One of the great strengths of the World Parkinson Congress, held every three years, is the heady mix of patients, scientists and physicians. This blend is a human catalyst for research. Many bench scientists, like my former self, never met a patient. For many attending the meetings the experience is revelatory. The late hours in the laboratory suddenly make sense. The purpose of their work is crystallised in front of them. And this is not one way traffic. Patients ask questions and, once the awkwardness is overcome, scientists like answering. I remember when I was a scientist being thrilled that anyone was interested in my work.
But what about the physicians? Sadly there is still work to do there. For every bright young neurologist who understands the value of patients as more than just trial subjects, there are still a few old dinosaurs who don’t quite get it. But time and increasing intellectual isolation will soon enough change that.

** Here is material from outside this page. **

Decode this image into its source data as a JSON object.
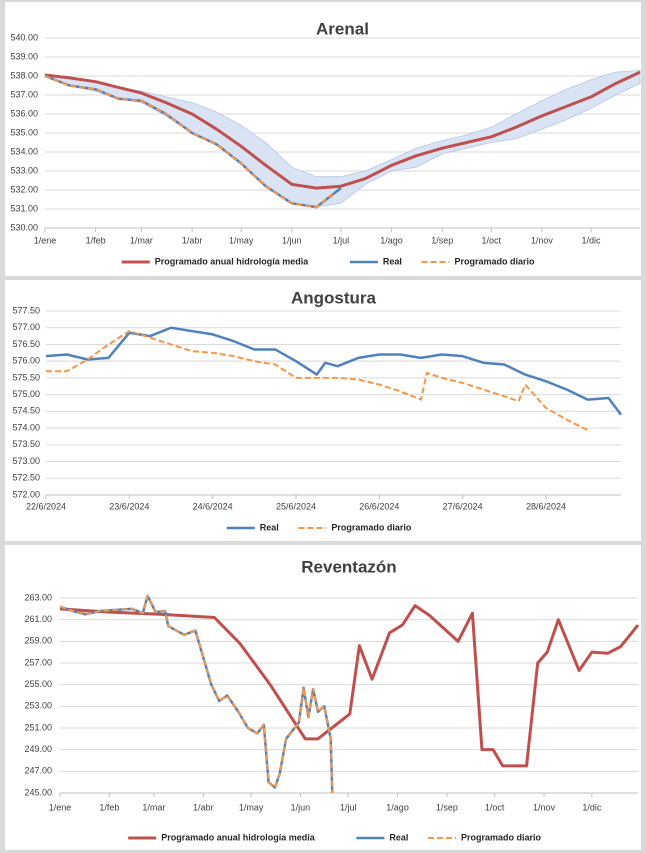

In the meantime, we as patients have to rid ourselves of gullibility and desperation and take on the mantle of sense and sensibility. Rational drug discovery and development is not our best shot at a cure – it’s our only shot.
It crosses my mind that many of you reading this may be doing so because you too have been diagnosed with Parkinson’s and that you are perhaps looking for guidance or some indication that people can cope, and do cope, with this illness.

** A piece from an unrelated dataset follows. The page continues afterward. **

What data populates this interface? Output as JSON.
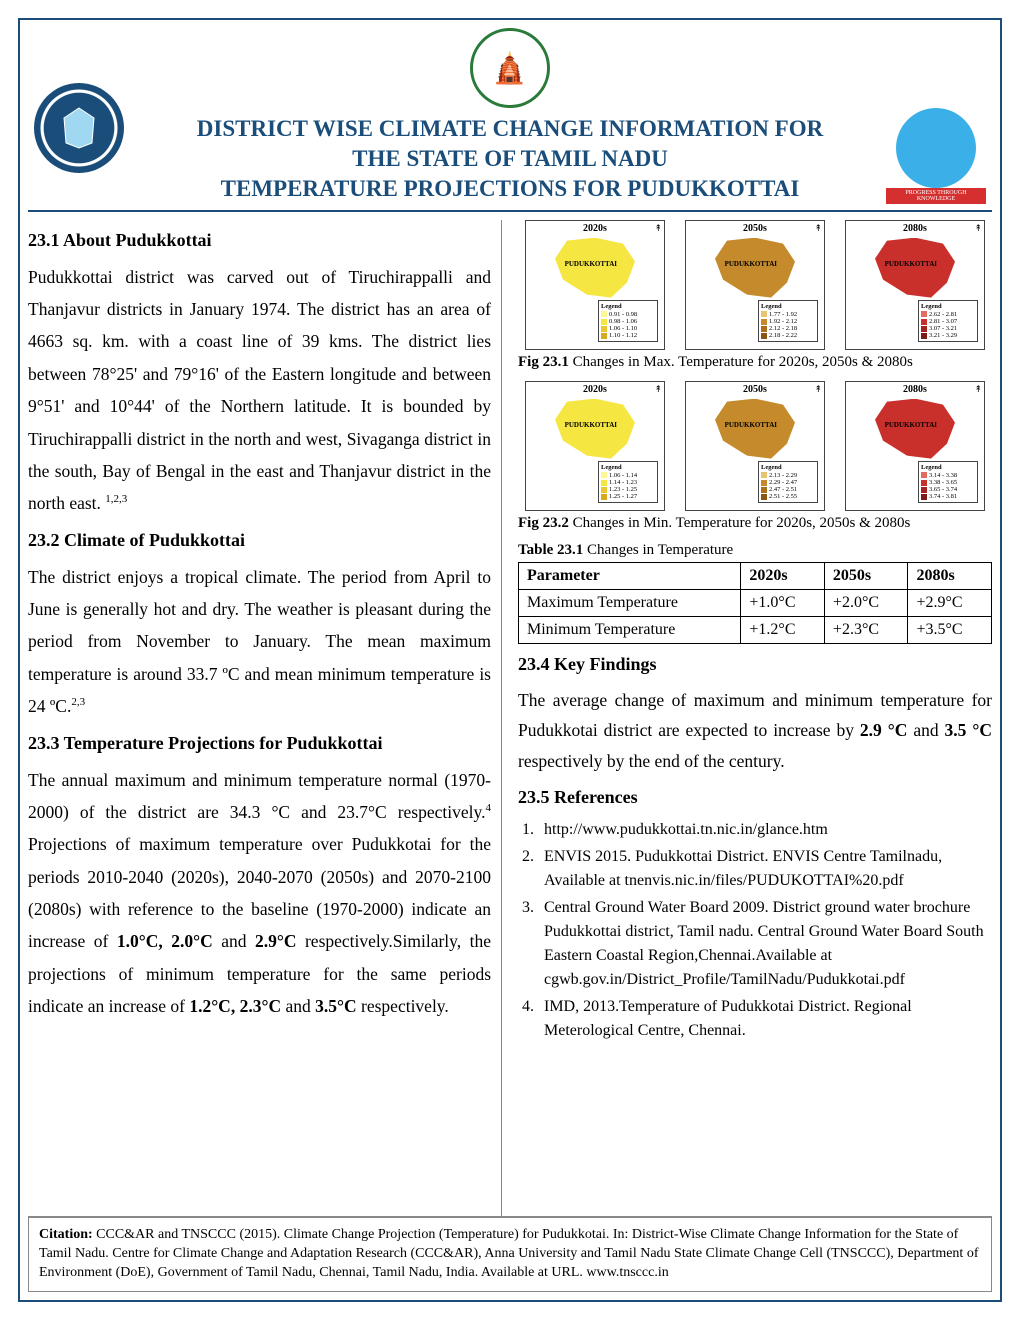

I have lived with this now for nearly ten years and my best piece of advice to the newly diagnosed would be, in Douglas Adams’s words “don’t panic”. It is possible to live with this condition, and to thrive even. Although Parkinson’s will change the things you do, and the way you do them, it will only stop you if you allow it to.
People often react to a diagnosis of Parkinson’s in one of two ways. There is the path of destruction, or more accurately self destruction. Don’t ask the question “why me?” because it will lead you nowhere. Besides it had to be someone.

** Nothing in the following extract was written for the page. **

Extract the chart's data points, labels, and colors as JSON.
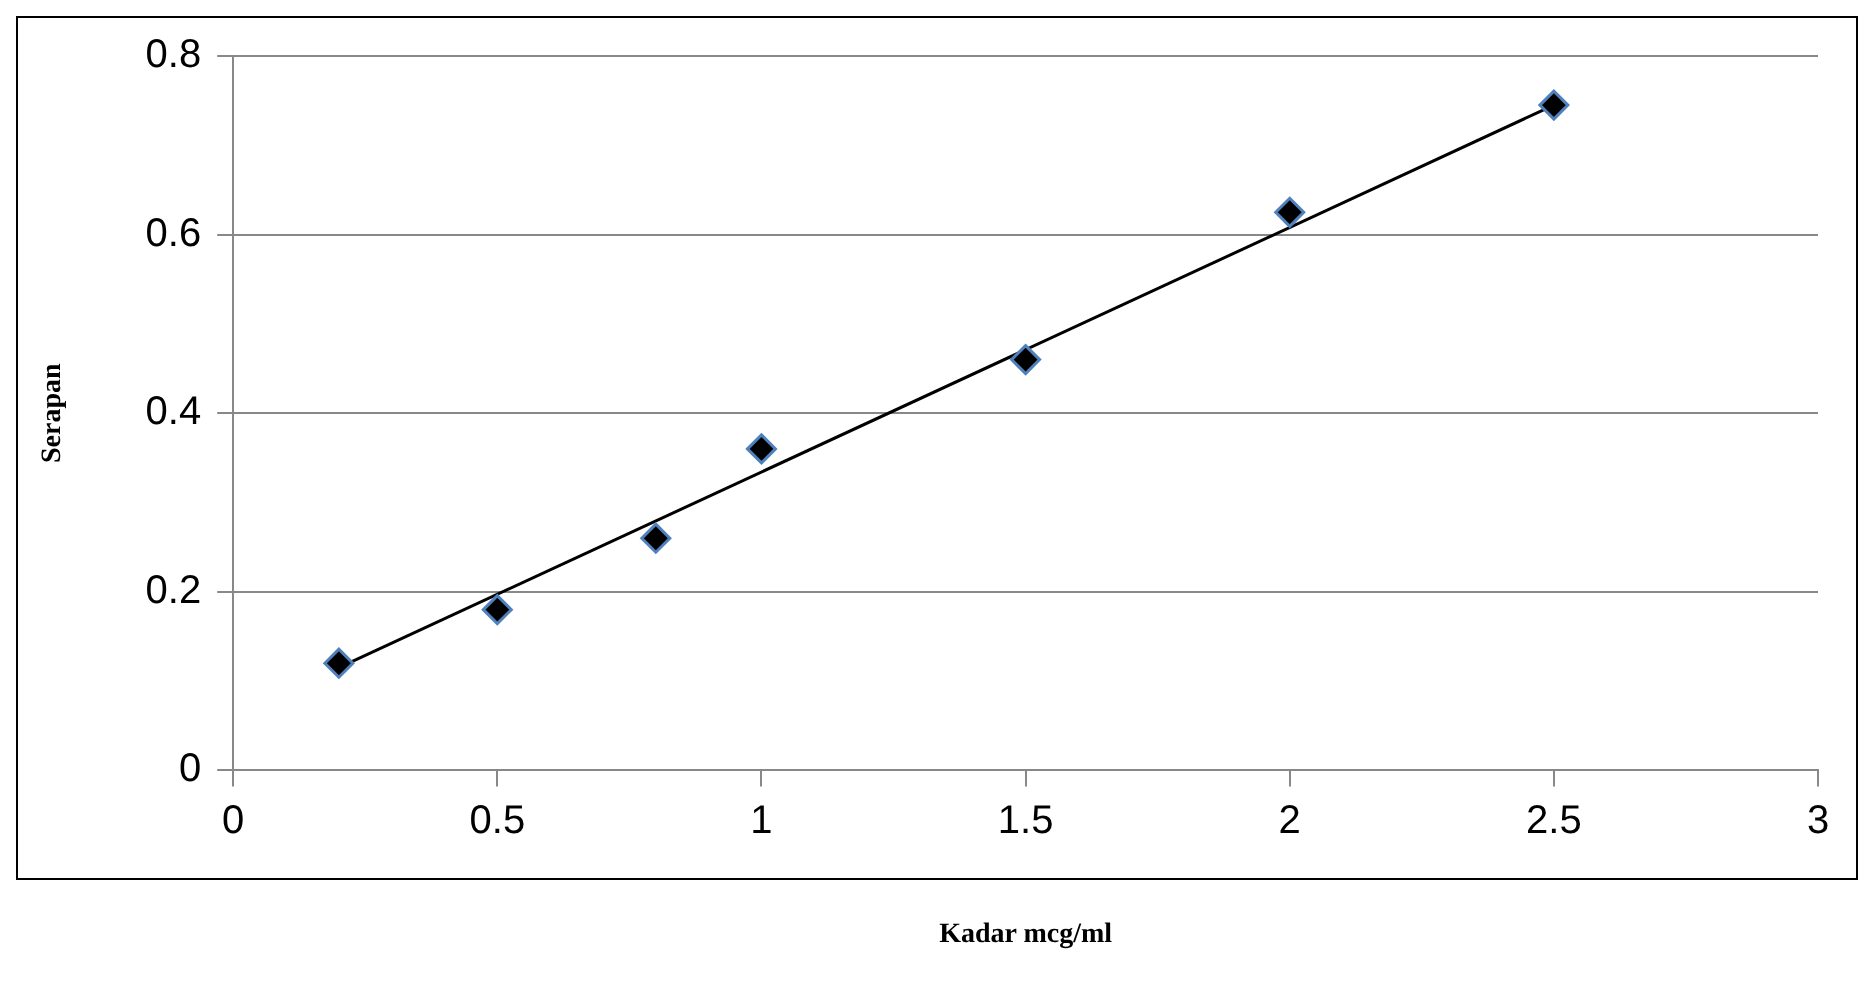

Then there is the path of affirmation. Parkinson’s will be with you every day and every night. It’s an unwelcome houseguest, a squatter even. But until that glorious day when we can evict it from our lives, we would do well to make the best of it.
That’s not to say that it’s easy. It isn’t. It’s not say that the path is smooth. Again it isn’t. You have Parkinson’s, but the Parkinson’s does not necessarily have you.
You can be defeated or defined by this condition. Parkinson’s can, in so many unexpected ways, give as much as it takes. It’s up to you to enjoy those gifts. And you will. Believe me, you will.